In response to the latest Irsay tweet and now increasing speculation about the timetable of Manning's return, the Colts re-released their statement from earlier this month in which the team says it will have no further updates on Manning's status in the near future.
The Colts also have another problem. They can't say now if Manning would be gone for the season even if they wanted to. It would be tactically unsound. Hall of Famer Michael Irvin told USA Today the Colts team would fall into an abyss if Manning were placed on injured reserve now and lost for the year. He remains a beacon of hope in a season that for now has very little.
"They've got to make the other guys think, 'We're still playing,' or the whole team will shut it down," Irvin said. "Hope will dictate effort. If you think you've got a chance, you'll put more effort out. No hope, no effort. Once you make an announcement on Peyton [being out for the year], all hope is gone."
While the Colts and Manning have released limited information, what we know is that this past offseason Manning had his second surgery for degeneration of his cervical spine. The healing progressed slowly and Manning's cervical bones in his neck pushed against the spine. This led to a loss of strength in the arms and hands. Of course, a quarterback losing arm strength is not good.
It was reported by Fox Sports that Manning went to Europe for stem-cell treatment before a third surgery. He has since had that third operation, and while doctors and the Colts say Manning will return either this year or next, there remains no guarantee. Wedro remains hopeful but skeptical.

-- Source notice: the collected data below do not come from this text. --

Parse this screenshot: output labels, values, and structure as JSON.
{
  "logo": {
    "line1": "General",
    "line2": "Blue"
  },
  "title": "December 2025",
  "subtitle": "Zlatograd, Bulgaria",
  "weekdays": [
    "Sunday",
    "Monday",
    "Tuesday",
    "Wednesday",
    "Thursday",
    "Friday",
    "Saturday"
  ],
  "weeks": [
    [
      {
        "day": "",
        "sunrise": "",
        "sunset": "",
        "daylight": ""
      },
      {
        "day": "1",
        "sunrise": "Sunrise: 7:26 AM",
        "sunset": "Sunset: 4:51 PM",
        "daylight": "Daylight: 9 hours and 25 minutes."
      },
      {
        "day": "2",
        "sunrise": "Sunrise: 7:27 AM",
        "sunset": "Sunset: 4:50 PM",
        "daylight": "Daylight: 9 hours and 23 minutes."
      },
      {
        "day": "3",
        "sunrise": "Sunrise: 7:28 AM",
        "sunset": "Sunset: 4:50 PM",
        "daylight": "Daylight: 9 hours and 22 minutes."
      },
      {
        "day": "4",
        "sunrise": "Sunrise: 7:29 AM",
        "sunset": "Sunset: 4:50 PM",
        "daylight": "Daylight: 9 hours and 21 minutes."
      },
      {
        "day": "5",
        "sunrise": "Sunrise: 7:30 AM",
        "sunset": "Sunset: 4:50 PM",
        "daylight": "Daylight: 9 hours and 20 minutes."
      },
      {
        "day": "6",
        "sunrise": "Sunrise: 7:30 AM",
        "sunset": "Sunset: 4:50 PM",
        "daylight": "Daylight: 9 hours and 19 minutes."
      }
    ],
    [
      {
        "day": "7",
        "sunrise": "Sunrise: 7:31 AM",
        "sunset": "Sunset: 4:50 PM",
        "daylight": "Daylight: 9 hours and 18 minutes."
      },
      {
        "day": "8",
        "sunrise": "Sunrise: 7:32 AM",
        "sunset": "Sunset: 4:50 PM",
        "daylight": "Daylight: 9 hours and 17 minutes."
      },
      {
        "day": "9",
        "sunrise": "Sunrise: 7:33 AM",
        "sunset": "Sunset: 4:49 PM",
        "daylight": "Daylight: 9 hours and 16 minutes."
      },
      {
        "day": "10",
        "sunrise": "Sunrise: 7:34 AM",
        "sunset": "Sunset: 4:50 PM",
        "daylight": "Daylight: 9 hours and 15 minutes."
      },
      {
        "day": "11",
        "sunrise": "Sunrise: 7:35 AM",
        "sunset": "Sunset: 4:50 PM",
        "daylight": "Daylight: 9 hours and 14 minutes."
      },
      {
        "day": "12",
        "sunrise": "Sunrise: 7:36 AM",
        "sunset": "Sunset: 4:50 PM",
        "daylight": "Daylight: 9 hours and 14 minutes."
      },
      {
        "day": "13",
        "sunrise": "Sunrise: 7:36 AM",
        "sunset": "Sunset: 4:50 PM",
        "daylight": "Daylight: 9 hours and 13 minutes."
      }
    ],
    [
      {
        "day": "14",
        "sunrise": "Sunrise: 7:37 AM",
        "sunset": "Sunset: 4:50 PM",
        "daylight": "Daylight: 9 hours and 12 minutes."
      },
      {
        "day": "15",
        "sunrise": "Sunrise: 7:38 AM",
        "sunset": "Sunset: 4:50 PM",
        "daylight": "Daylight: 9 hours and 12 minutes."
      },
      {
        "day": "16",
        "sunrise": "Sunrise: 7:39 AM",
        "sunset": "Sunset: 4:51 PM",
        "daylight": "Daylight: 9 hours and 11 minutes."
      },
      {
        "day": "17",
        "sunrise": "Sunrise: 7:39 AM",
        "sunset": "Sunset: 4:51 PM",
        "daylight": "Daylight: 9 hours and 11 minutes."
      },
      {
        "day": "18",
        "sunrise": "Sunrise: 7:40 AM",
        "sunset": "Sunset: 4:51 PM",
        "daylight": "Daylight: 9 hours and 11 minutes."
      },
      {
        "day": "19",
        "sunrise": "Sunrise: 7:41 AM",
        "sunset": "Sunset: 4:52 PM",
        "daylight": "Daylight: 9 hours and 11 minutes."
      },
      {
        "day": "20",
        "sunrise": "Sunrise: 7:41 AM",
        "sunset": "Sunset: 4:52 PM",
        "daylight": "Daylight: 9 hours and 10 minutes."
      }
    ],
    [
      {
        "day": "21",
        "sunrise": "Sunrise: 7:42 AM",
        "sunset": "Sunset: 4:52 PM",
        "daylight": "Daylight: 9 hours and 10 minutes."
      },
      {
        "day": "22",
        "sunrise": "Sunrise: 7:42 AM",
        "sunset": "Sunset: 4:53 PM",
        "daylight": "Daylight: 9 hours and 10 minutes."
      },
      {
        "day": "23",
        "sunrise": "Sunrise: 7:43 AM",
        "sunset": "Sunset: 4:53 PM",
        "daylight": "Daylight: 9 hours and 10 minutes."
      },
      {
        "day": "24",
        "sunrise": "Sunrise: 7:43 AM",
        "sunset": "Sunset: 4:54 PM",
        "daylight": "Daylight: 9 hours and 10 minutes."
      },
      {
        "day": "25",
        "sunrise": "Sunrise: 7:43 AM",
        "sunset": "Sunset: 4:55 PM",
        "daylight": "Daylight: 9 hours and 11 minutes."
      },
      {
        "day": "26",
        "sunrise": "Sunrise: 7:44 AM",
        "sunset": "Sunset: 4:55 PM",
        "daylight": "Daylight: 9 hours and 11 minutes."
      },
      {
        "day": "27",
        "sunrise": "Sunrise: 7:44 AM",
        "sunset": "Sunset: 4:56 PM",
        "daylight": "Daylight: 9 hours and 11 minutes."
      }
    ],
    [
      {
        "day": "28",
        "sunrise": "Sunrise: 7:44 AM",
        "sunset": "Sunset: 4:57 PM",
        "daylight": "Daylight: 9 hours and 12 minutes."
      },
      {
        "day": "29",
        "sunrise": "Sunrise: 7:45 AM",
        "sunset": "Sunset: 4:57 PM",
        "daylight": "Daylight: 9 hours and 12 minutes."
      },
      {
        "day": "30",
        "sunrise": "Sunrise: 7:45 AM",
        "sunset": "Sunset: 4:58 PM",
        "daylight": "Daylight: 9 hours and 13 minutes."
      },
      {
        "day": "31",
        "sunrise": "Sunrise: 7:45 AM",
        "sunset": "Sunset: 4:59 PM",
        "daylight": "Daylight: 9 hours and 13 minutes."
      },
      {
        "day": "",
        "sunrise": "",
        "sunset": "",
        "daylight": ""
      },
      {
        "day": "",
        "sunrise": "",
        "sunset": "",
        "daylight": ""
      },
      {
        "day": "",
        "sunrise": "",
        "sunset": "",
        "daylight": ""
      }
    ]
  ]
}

The reason Wedro is concerned about Manning's quality of life is that neurological damage is highly unpredictable and can last years or longer.
Manning is a fierce competitor, and like many NFL players have for generations, he may not be thinking about 20 years down the line. He may see his Colts struggling and want to get in there as soon as possible. But as Wedro explained this isn't about competition or desire, it's about science.
And for the moment it's possible the science is against Manning.